Jensen Huang is privately very worried; has the “tens of billions of dollars mega deal” between Nvidia and OpenAI stalled?
Nvidia and OpenAI’s high-profile $100 billion investment agreement announced last September has stalled.
On January 30th, according to sources cited by The Wall Street Journal, the massive deal that Nvidia planned to use to help OpenAI train and run its latest AI models has not advanced due to internal doubts within Nvidia regarding the terms of the deal.
Reports indicate that Nvidia CEO Jensen Huang has privately emphasized to industry insiders over the past few months that the initial $100 billion agreement was non-binding and not finalized. He has also privately criticized OpenAI’s lack of business discipline and expressed concerns about the pressure it faces from competitors like Google and Anthropic.
The shelving of this deal is a setback for OpenAI. The maker of ChatGPT is preparing for an IPO by the end of 2026 and has been working over the past year to secure large amounts of computing power to support future products and growth.
Both sides are currently reconsidering their partnership, with recent discussions including a potential equity investment of tens of billions of dollars in OpenAI’s current funding round.
Negotiations Remain in Early Stages
The two companies announced this massive deal last September at Nvidia’s headquarters in Santa Clara, California.
According to the memorandum of understanding, Nvidia would provide OpenAI with at least 10 GW of computing power and agreed to invest up to $100 billion to help OpenAI pay related costs. As part of the deal, OpenAI agreed to lease chips from Nvidia.
According to sources, OpenAI originally expected the negotiations to be completed within weeks.

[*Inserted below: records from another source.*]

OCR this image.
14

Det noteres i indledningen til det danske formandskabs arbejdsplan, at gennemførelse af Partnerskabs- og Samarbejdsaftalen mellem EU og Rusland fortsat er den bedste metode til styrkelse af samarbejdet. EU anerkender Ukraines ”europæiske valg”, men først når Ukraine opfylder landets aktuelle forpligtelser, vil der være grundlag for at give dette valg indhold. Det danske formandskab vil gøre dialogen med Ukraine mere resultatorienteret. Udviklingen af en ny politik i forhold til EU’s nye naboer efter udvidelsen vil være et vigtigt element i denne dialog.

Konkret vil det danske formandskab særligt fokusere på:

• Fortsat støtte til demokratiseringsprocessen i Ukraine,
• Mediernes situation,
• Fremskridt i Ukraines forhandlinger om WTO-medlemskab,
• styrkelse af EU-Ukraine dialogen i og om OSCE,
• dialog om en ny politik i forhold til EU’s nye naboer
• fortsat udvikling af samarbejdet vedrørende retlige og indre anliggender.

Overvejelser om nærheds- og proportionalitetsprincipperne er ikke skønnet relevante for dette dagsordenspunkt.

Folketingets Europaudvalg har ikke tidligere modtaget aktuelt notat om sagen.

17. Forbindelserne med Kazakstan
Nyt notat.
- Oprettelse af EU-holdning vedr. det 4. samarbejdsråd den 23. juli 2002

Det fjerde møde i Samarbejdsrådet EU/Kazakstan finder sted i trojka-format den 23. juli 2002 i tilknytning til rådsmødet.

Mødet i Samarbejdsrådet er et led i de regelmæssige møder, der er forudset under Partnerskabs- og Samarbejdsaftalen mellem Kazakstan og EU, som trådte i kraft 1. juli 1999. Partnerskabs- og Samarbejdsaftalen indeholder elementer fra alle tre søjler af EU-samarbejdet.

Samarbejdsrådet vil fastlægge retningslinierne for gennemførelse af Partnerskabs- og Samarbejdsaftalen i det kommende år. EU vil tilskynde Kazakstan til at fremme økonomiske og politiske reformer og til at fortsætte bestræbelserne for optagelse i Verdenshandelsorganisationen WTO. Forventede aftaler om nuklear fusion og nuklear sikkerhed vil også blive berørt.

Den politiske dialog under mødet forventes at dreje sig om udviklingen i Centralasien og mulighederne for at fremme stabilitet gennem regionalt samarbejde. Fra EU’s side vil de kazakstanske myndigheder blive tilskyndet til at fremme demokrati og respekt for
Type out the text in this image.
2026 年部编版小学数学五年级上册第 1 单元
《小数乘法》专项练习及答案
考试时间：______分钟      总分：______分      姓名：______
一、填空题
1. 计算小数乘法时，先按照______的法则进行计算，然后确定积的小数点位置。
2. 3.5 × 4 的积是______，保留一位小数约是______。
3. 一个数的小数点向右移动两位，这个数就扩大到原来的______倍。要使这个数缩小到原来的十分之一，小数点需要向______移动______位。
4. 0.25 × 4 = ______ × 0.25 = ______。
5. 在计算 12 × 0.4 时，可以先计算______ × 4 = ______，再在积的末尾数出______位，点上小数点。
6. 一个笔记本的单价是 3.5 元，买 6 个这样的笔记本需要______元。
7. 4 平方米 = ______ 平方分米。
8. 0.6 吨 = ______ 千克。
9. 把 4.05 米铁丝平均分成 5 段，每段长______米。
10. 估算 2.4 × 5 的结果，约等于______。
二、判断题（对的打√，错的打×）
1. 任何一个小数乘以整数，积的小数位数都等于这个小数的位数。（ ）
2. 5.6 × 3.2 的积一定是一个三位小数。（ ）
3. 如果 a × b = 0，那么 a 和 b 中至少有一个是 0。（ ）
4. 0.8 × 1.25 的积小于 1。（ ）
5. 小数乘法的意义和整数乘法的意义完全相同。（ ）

However, talks remain in early stages and have not made substantive progress.
In a November filing, Nvidia stated that it could not guarantee the company would “enter into definitive agreements regarding the OpenAI opportunity or other potential investments, or that any investments would be completed under the anticipated terms.”
Nvidia Chief Financial Officer Colette Kress said at a UBS conference in Scottsdale, Arizona, last December that the company had not yet finalized an agreement with OpenAI.

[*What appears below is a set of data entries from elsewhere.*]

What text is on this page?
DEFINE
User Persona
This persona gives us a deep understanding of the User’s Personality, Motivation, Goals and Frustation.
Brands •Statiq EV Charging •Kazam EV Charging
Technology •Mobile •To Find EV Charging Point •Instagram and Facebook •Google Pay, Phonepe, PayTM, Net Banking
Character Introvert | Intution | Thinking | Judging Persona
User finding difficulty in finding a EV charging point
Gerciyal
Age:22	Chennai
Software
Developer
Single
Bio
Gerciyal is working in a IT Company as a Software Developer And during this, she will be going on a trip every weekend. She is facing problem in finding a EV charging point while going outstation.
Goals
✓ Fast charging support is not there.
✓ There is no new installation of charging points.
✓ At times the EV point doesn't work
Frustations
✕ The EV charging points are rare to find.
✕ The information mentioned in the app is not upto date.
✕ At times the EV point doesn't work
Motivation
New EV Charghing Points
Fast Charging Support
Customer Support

Competitive Pressure Raises Concerns
According to sources, Jensen Huang’s concerns about OpenAI’s business model partly stem from the intense competition it faces.
Recent concerns have mainly come from the success of Google’s Gemini application, which slowed ChatGPT’s growth and prompted OpenAI to briefly declare a “red alert.” Anthropic has also exerted pressure on OpenAI with its popular AI coding assistant, Claude Code.

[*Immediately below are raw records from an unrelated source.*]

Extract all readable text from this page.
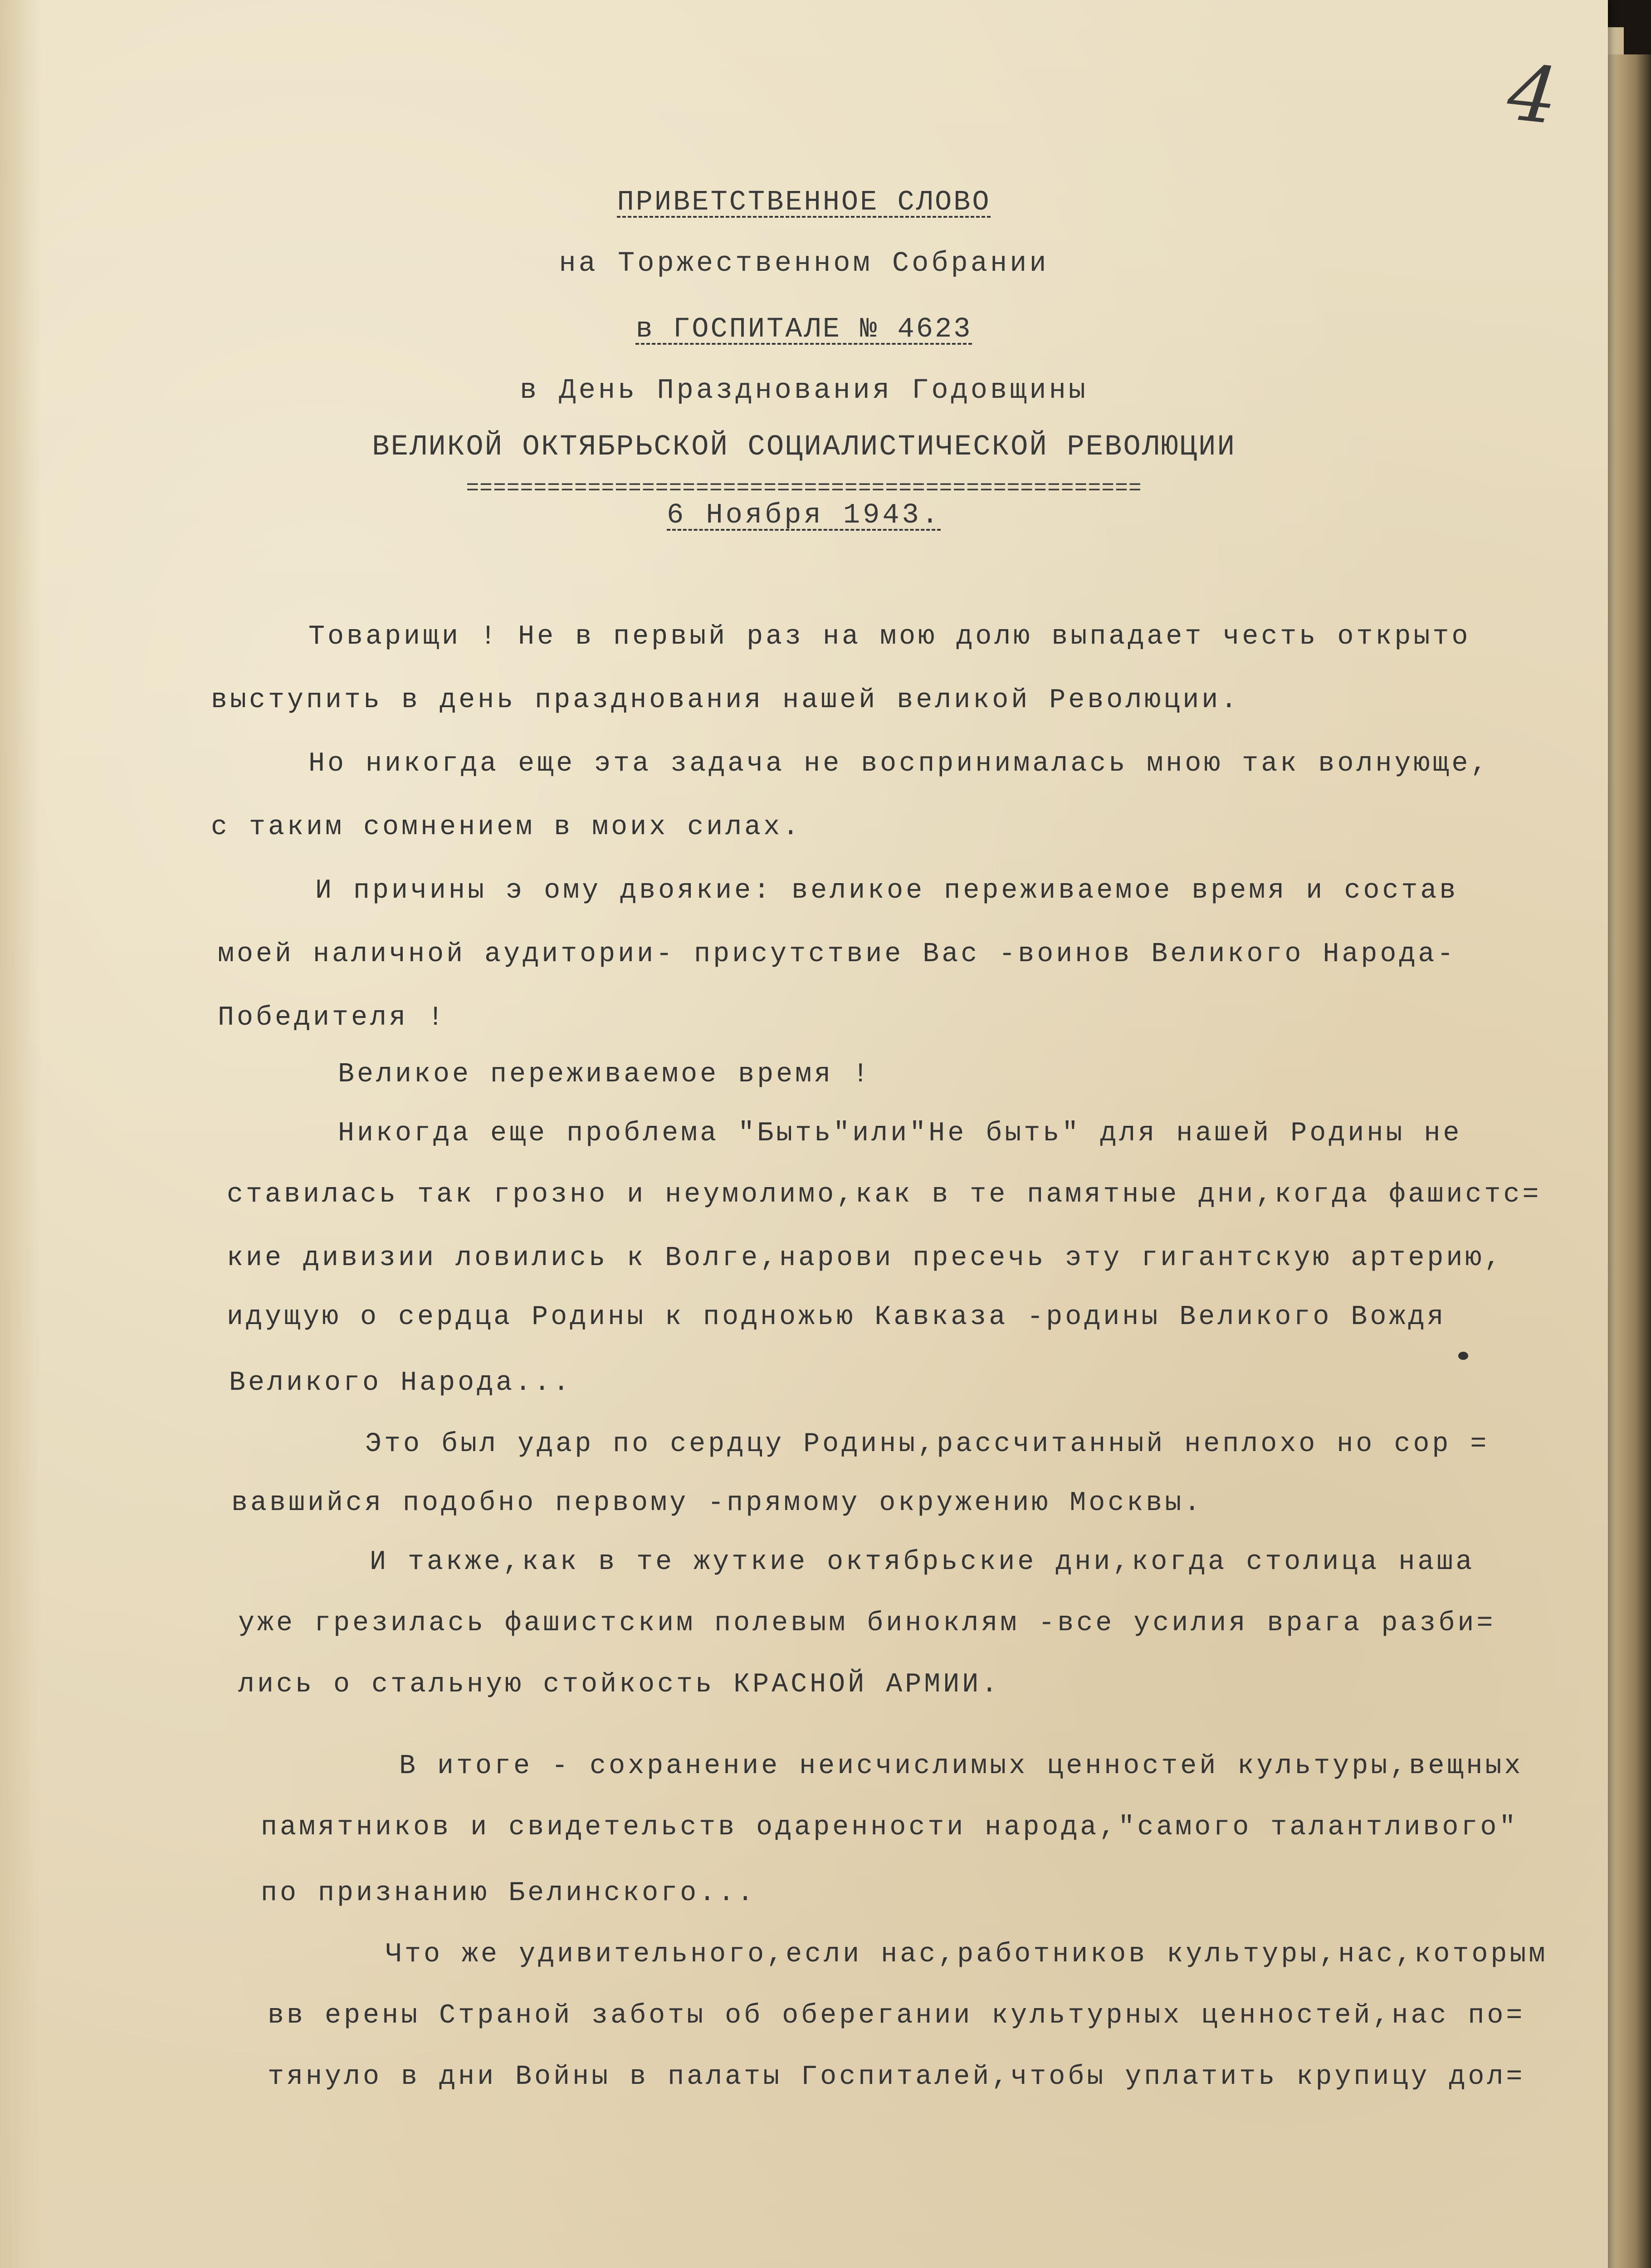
4
ПРИВЕТСТВЕННОЕ СЛОВО
на Торжественном Собрании
в ГОСПИТАЛЕ № 4623
в День Празднования Годовщины
ВЕЛИКОЙ ОКТЯБРЬСКОЙ СОЦИАЛИСТИЧЕСКОЙ РЕВОЛЮЦИИ
==================================================
6 Ноября 1943.
Товарищи ! Не в первый раз на мою долю выпадает честь открыто
выступить в день празднования нашей великой Революции.
Но никогда еще эта задача не воспринималась мною так волнующе,
с таким сомнением в моих силах.
И причины э ому двоякие: великое переживаемое время и состав
моей наличной аудитории- присутствие Вас -воинов Великого Народа-
Победителя !
Великое переживаемое время !
Никогда еще проблема "Быть"или"Не быть" для нашей Родины не
ставилась так грозно и неумолимо,как в те памятные дни,когда фашистс=
кие дивизии ловились к Волге,нарови пресечь эту гигантскую артерию,
идущую о сердца Родины к подножью Кавказа -родины Великого Вождя
Великого Народа...
Это был удар по сердцу Родины,рассчитанный неплохо но сор =
вавшийся подобно первому -прямому окружению Москвы.
И также,как в те жуткие октябрьские дни,когда столица наша
уже грезилась фашистским полевым биноклям -все усилия врага разби=
лись о стальную стойкость КРАСНОЙ АРМИИ.
В итоге - сохранение неисчислимых ценностей культуры,вещных
памятников и свидетельств одаренности народа,"самого талантливого"
по признанию Белинского...
Что же удивительного,если нас,работников культуры,нас,которым
вв ерены Страной заботы об оберегании культурных ценностей,нас по=
тянуло в дни Войны в палаты Госпиталей,чтобы уплатить крупицу дол=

This competitive landscape directly relates to Nvidia’s core interests.
Reports say Huang has told industry insiders that he still believes providing financial support to OpenAI in some form is essential, partly because OpenAI is one of the largest customers for chip designers. If OpenAI falls behind other AI developers, it could affect Nvidia’s sales.
Anthropic relies heavily on Amazon Web Services’ Trainium chips and Google’s proprietary TPU processors to train AI models. In November, Nvidia said it had committed up to $10 billion in investment to Anthropic.
Google mainly uses TPU to train Gemini. Both chips pose major competitive threats to Nvidia’s best-selling graphics processing units (GPUs).
Huge Commitments Raise Market Concerns
When the deal was first announced, Huang, Altman, and OpenAI president Greg Brockman called it “the largest computing project in history” in a joint statement.
As part of the deal, Nvidia discussed providing collateral for loans OpenAI planned to obtain to build its own data centers. After news of the deal broke, Nvidia’s stock rose nearly 4%, pushing its market value up to about $4.5 trillion.
OpenAI later signed agreements with a string of chip and cloud computing companies, driving up global stock markets. But investors later became uneasy about the startup’s ability to pay for these deals, triggering a selloff in some tech stocks related to OpenAI.
Altman said these deals saddled the company with $1.4 trillion in computing commitments, more than 100 times its projected revenue for last year. OpenAI executives said that after deducting some overlap in the deals, the total amount committed is lower, and that these agreements will be fulfilled over a long period.
An OpenAI spokesperson said:
Our team is actively working on partnership details. From the beginning, Nvidia technology has powered our breakthroughs, is powering our current systems, and will continue to be central as we scale our future business.
A Nvidia spokesperson said that Nvidia has been OpenAI’s preferred partner for the past decade and looks forward to continuing cooperation with the company.